I remember the warm afternoon, rain having just fallen, and the smell of the black asphalt highway by the railroad tracks. The sun was so hot and the cicadas were making noise in the tall dark green trees near the bridge. We walked side by side, her and I. Just two kids trapped by the summer afternoon, with no particular idea what we were going to do, it was enough just to walk and talk, and wander down the road, to the end of town.
I don’t know what we talked about, I just remember the even rows of corn, the reflection of the puddles in the rows, the warmth, the noise, and her lovely soft white skin. Her eyes, like almonds, green and bright, and her smile that seemed to capture me and hold me while I stared at her face, her neck, and held her soft strong hand in mine.
From the edge of the bridge, we leaned over the rail, and we tried to see the bottom of the slow dark stream that ran beneath us, we imagined we were travelers, peering into our own destiny, creating a fantasy and indulging our whims, we just stood there, hand in hand, and I held her there, felt her heartbeat, smelled her hair, put her head on my shoulder and I felt so complete. Perhaps we had no fear, but we kissed often, without hesitation, and we tried so hard to find something in each others eyes, our mouths, and we pressed our bodies together as if we were the last two people on the face of the earth.
I remember her face, her kiss, and her voice, it still echoes in my heart and my mind, and perhaps my own soul. I loved her, and her name doesn’t matter anymore, but somehow between the innocence of youth, and the arrogance of my own fears, I still recall the first taste of her mouth, and I recall her beauty, like a song, I can play over and over in my mind. Where has she gone I wonder, where did she go.
One day, before the world crashed down upon us both, she told me she had to leave this town, leave the heart of my own happiness, I was shocked, and counted the days before she told me had to go, I begged and pleaded with her to stay, but I could tell she was already gone, we spent the last afternoon there in that hot southern town finding each other on the bench of the old house, and perhaps with God as our only witness, we became one for just a day, and we pledged to write, to stay in touch, no matter where we went or where we were going. We swore an oath to each other, and tried so desperately to stay together no matter what, I walked her home, and her mother pulled her into the house as I stood on the porch, and I walked home feeling lost, and confused, and in love.
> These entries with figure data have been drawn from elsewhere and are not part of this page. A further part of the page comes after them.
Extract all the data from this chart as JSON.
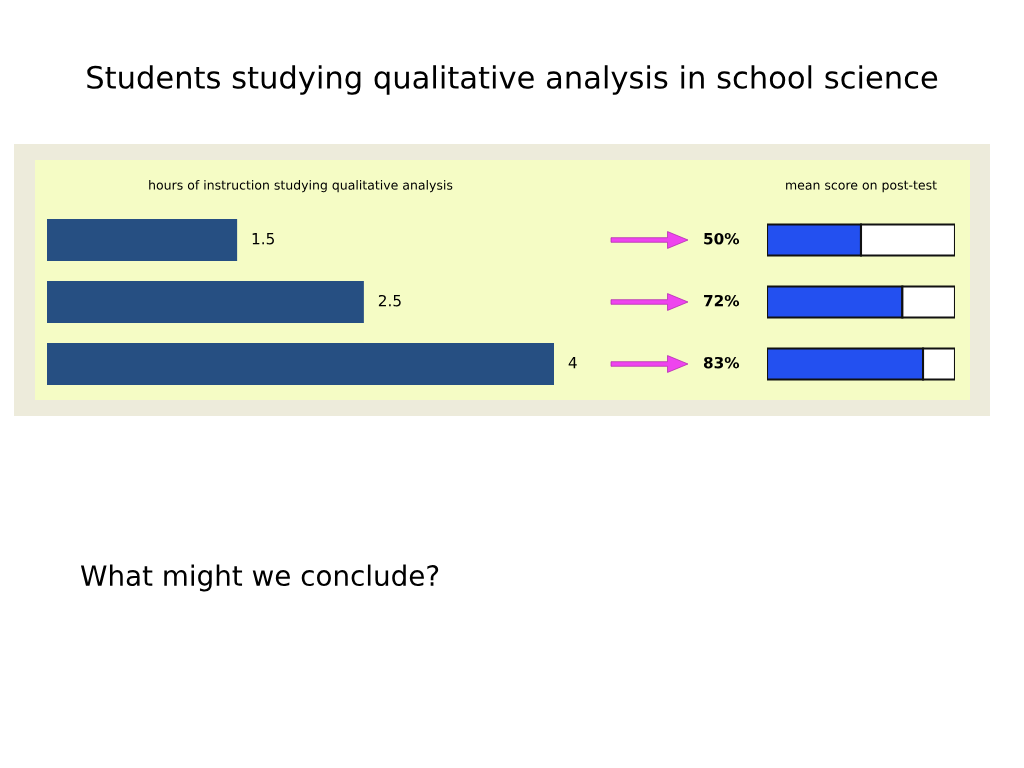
{
  "chart_data": [
    {
      "type": "bar",
      "orientation": "horizontal",
      "title": "hours of instruction studying qualitative analysis",
      "categories": [
        null,
        null,
        null
      ],
      "values": [
        1.5,
        2.5,
        4
      ],
      "color": "#264f82",
      "xlim": [
        0,
        4
      ],
      "data_labels": true,
      "tick_labels": false,
      "annotations": [
        "Students studying qualitative analysis in school science",
        "What might we conclude?"
      ]
    },
    {
      "type": "bar",
      "orientation": "horizontal",
      "stacked": true,
      "title": "mean score on post-test",
      "categories": [
        null,
        null,
        null
      ],
      "xlim": [
        0,
        100
      ],
      "tick_labels": false,
      "series": [
        {
          "color": "#2350f0",
          "values": [
            50,
            72,
            83
          ],
          "value_labels": [
            "50%",
            "72%",
            "83%"
          ]
        },
        {
          "color": "#ffffff",
          "values": [
            50,
            28,
            17
          ]
        }
      ]
    }
  ]
}
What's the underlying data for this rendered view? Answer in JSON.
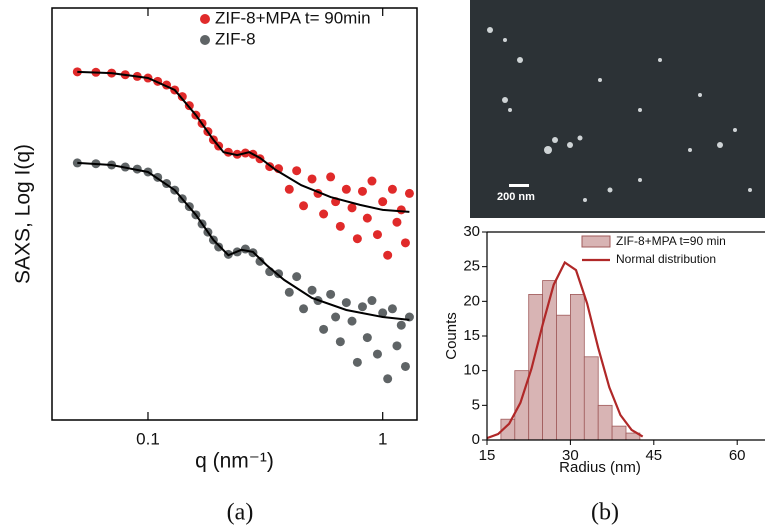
{
  "chart_data": [
    {
      "type": "scatter",
      "xlabel": "q (nm⁻¹)",
      "ylabel": "SAXS, Log I(q)",
      "xscale": "log",
      "xlim": [
        0.039,
        1.4
      ],
      "ylim": [
        0,
        100
      ],
      "xticks": [
        0.1,
        1
      ],
      "series": [
        {
          "name": "ZIF-8+MPA t= 90min",
          "color": "#e02a2a",
          "x": [
            0.05,
            0.06,
            0.07,
            0.08,
            0.09,
            0.1,
            0.11,
            0.12,
            0.13,
            0.14,
            0.15,
            0.16,
            0.17,
            0.18,
            0.19,
            0.2,
            0.22,
            0.24,
            0.26,
            0.28,
            0.3,
            0.33,
            0.36,
            0.4,
            0.43,
            0.46,
            0.5,
            0.53,
            0.56,
            0.6,
            0.63,
            0.66,
            0.7,
            0.74,
            0.78,
            0.82,
            0.86,
            0.9,
            0.95,
            1.0,
            1.05,
            1.1,
            1.15,
            1.2,
            1.25,
            1.3
          ],
          "values": [
            84.5,
            84.4,
            84.2,
            83.8,
            83.4,
            83.0,
            82.2,
            81.3,
            80.1,
            78.5,
            76.3,
            74.0,
            72.0,
            70.0,
            68.0,
            66.5,
            65.0,
            64.5,
            64.8,
            64.5,
            63.4,
            61.5,
            61.0,
            56.0,
            60.5,
            52.0,
            58.5,
            55.0,
            50.0,
            59.0,
            53.0,
            47.0,
            56.0,
            51.5,
            44.0,
            55.5,
            49.0,
            58.0,
            45.0,
            53.0,
            40.0,
            56.0,
            48.0,
            51.0,
            43.0,
            55.0
          ]
        },
        {
          "name": "ZIF-8",
          "color": "#5f6466",
          "x": [
            0.05,
            0.06,
            0.07,
            0.08,
            0.09,
            0.1,
            0.11,
            0.12,
            0.13,
            0.14,
            0.15,
            0.16,
            0.17,
            0.18,
            0.19,
            0.2,
            0.22,
            0.24,
            0.26,
            0.28,
            0.3,
            0.33,
            0.36,
            0.4,
            0.43,
            0.46,
            0.5,
            0.53,
            0.56,
            0.6,
            0.63,
            0.66,
            0.7,
            0.74,
            0.78,
            0.82,
            0.86,
            0.9,
            0.95,
            1.0,
            1.05,
            1.1,
            1.15,
            1.2,
            1.25,
            1.3
          ],
          "values": [
            62.4,
            62.2,
            61.9,
            61.4,
            60.9,
            60.2,
            58.9,
            57.4,
            55.8,
            53.7,
            51.8,
            49.8,
            47.6,
            45.6,
            43.7,
            42.0,
            40.2,
            40.8,
            41.5,
            40.6,
            38.5,
            36.0,
            35.5,
            31.0,
            34.8,
            27.0,
            31.5,
            29.0,
            22.0,
            30.5,
            25.0,
            19.0,
            28.5,
            24.0,
            14.0,
            27.5,
            20.0,
            29.0,
            16.0,
            26.0,
            10.0,
            27.0,
            18.0,
            23.0,
            13.0,
            25.0
          ]
        }
      ],
      "fit_lines": [
        {
          "color": "#000000",
          "x": [
            0.05,
            0.07,
            0.1,
            0.13,
            0.16,
            0.19,
            0.21,
            0.24,
            0.27,
            0.3,
            0.35,
            0.45,
            0.6,
            0.8,
            1.0,
            1.3
          ],
          "values": [
            84.5,
            84.2,
            83.0,
            80.1,
            74.0,
            68.0,
            65.0,
            64.3,
            65.0,
            63.6,
            60.7,
            57.0,
            54.1,
            52.2,
            51.0,
            50.5
          ]
        },
        {
          "color": "#000000",
          "x": [
            0.05,
            0.07,
            0.1,
            0.13,
            0.16,
            0.19,
            0.22,
            0.25,
            0.28,
            0.32,
            0.38,
            0.5,
            0.7,
            1.0,
            1.3
          ],
          "values": [
            62.4,
            61.9,
            60.2,
            55.8,
            49.8,
            43.7,
            40.0,
            41.3,
            40.8,
            37.6,
            34.0,
            29.6,
            26.7,
            25.0,
            24.3
          ]
        }
      ]
    },
    {
      "type": "histogram",
      "xlabel": "Radius (nm)",
      "ylabel": "Counts",
      "xlim": [
        15,
        65
      ],
      "ylim": [
        0,
        30
      ],
      "xticks": [
        15,
        30,
        45,
        60
      ],
      "yticks": [
        0,
        5,
        10,
        15,
        20,
        25,
        30
      ],
      "bins": [
        17.5,
        20,
        22.5,
        25,
        27.5,
        30,
        32.5,
        35,
        37.5,
        40,
        42.5
      ],
      "series": [
        {
          "name": "ZIF-8+MPA t=90 min",
          "color": "#d8b4b4",
          "values": [
            3,
            10,
            21,
            23,
            18,
            21,
            12,
            5,
            2,
            1
          ]
        }
      ],
      "curve": {
        "name": "Normal distribution",
        "color": "#b02828",
        "x": [
          15,
          17,
          19,
          21,
          23,
          25,
          27,
          29,
          31,
          33,
          35,
          37,
          39,
          41,
          43
        ],
        "values": [
          0.27,
          0.87,
          2.35,
          5.36,
          10.3,
          16.6,
          22.4,
          25.6,
          24.5,
          19.7,
          13.3,
          7.6,
          3.6,
          1.46,
          0.49
        ]
      }
    }
  ],
  "image": {
    "scale_bar": "200 nm"
  },
  "panel_labels": [
    "(a)",
    "(b)"
  ]
}
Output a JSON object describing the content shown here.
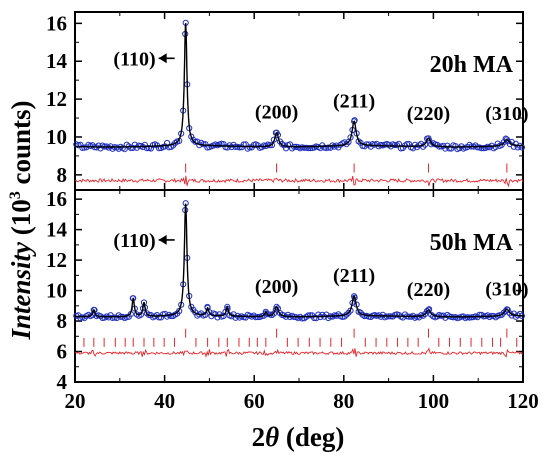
{
  "chart_data": {
    "type": "line",
    "xlabel": {
      "prefix": "2",
      "symbol": "θ",
      "suffix": " (deg)"
    },
    "ylabel": {
      "italic": "Intensity",
      "rest_before": " (10",
      "sup": "3",
      "rest_after": " counts)"
    },
    "xlim": [
      20,
      120
    ],
    "x_ticks": [
      20,
      40,
      60,
      80,
      100,
      120
    ],
    "colors": {
      "observed": "#1f2fbf",
      "calculated": "#000000",
      "difference": "#e8242a",
      "bragg_ticks": "#e8242a"
    },
    "panels": [
      {
        "label": "20h MA",
        "ylim": [
          7.2,
          16.6
        ],
        "y_ticks": [
          8,
          10,
          12,
          14,
          16
        ],
        "baseline": 9.5,
        "difference_baseline": 7.7,
        "noise": 0.12,
        "peaks": [
          {
            "x": 44.7,
            "height": 6.5,
            "width": 0.35,
            "label": "(110)",
            "arrow": true
          },
          {
            "x": 65.0,
            "height": 0.75,
            "width": 0.5,
            "label": "(200)"
          },
          {
            "x": 82.3,
            "height": 1.3,
            "width": 0.55,
            "label": "(211)"
          },
          {
            "x": 98.9,
            "height": 0.45,
            "width": 0.6,
            "label": "(220)"
          },
          {
            "x": 116.4,
            "height": 0.35,
            "width": 0.7,
            "label": "(310)"
          }
        ],
        "bragg_ticks": [
          44.7,
          65.0,
          82.3,
          98.9,
          116.4
        ]
      },
      {
        "label": "50h MA",
        "ylim": [
          4,
          16.6
        ],
        "y_ticks": [
          4,
          6,
          8,
          10,
          12,
          14,
          16
        ],
        "baseline": 8.3,
        "difference_baseline": 5.9,
        "noise": 0.12,
        "peaks": [
          {
            "x": 24.2,
            "height": 0.45,
            "width": 0.3
          },
          {
            "x": 33.0,
            "height": 1.2,
            "width": 0.3
          },
          {
            "x": 35.4,
            "height": 0.9,
            "width": 0.3
          },
          {
            "x": 44.7,
            "height": 7.4,
            "width": 0.35,
            "label": "(110)",
            "arrow": true
          },
          {
            "x": 49.6,
            "height": 0.5,
            "width": 0.3
          },
          {
            "x": 54.0,
            "height": 0.6,
            "width": 0.3
          },
          {
            "x": 62.6,
            "height": 0.3,
            "width": 0.3
          },
          {
            "x": 65.0,
            "height": 0.65,
            "width": 0.5,
            "label": "(200)"
          },
          {
            "x": 82.3,
            "height": 1.3,
            "width": 0.55,
            "label": "(211)"
          },
          {
            "x": 98.9,
            "height": 0.45,
            "width": 0.6,
            "label": "(220)"
          },
          {
            "x": 116.4,
            "height": 0.45,
            "width": 0.7,
            "label": "(310)"
          }
        ],
        "bragg_ticks_phase1": [
          44.7,
          65.0,
          82.3,
          98.9,
          116.4
        ],
        "bragg_ticks_phase2": [
          22.0,
          24.2,
          26.5,
          29.0,
          31.2,
          33.0,
          35.4,
          37.6,
          39.9,
          42.2,
          47.0,
          49.6,
          52.1,
          54.0,
          56.6,
          58.9,
          60.7,
          62.6,
          67.4,
          69.8,
          72.3,
          74.7,
          77.1,
          79.5,
          84.8,
          87.2,
          89.6,
          92.0,
          94.3,
          96.6,
          101.2,
          103.6,
          106.0,
          108.4,
          110.8,
          113.2,
          115.0,
          118.6
        ]
      }
    ]
  }
}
I remember the following day, I walked to the house she lived in, found the door open, and the entire place empty, nothing of her seemed to have remained, no car in the driveway, and the screen door just swayed back and forth, slapping against the house, the noise was deafening. My own body, my heart, and mind exploded, and I ran down the road to see if I could catch a glimpse, just one more before she left, perhaps I just missed her. I ran till I couldn’t run any longer and collapsed at the bridge. I leaned over and imagined her there with me, and I closed my eyes and imagined her hair in my face, and her smell filled my nose, I opened my eyes and saw only honeysuckle wrapped around the rail. I knew then I would never see her again, and her gift to me, will forever remain in my heart and my memories. Even now, I find an old bridge over a dark stream, and I peer over it, into the black waters, and I imagine her there.
Somewhere I wonder, does she remember me, and if so, remember the gift she gave me that last day we spent together. I remember her kiss, and her soft red hair, and it warms my heart, and I still miss her even now.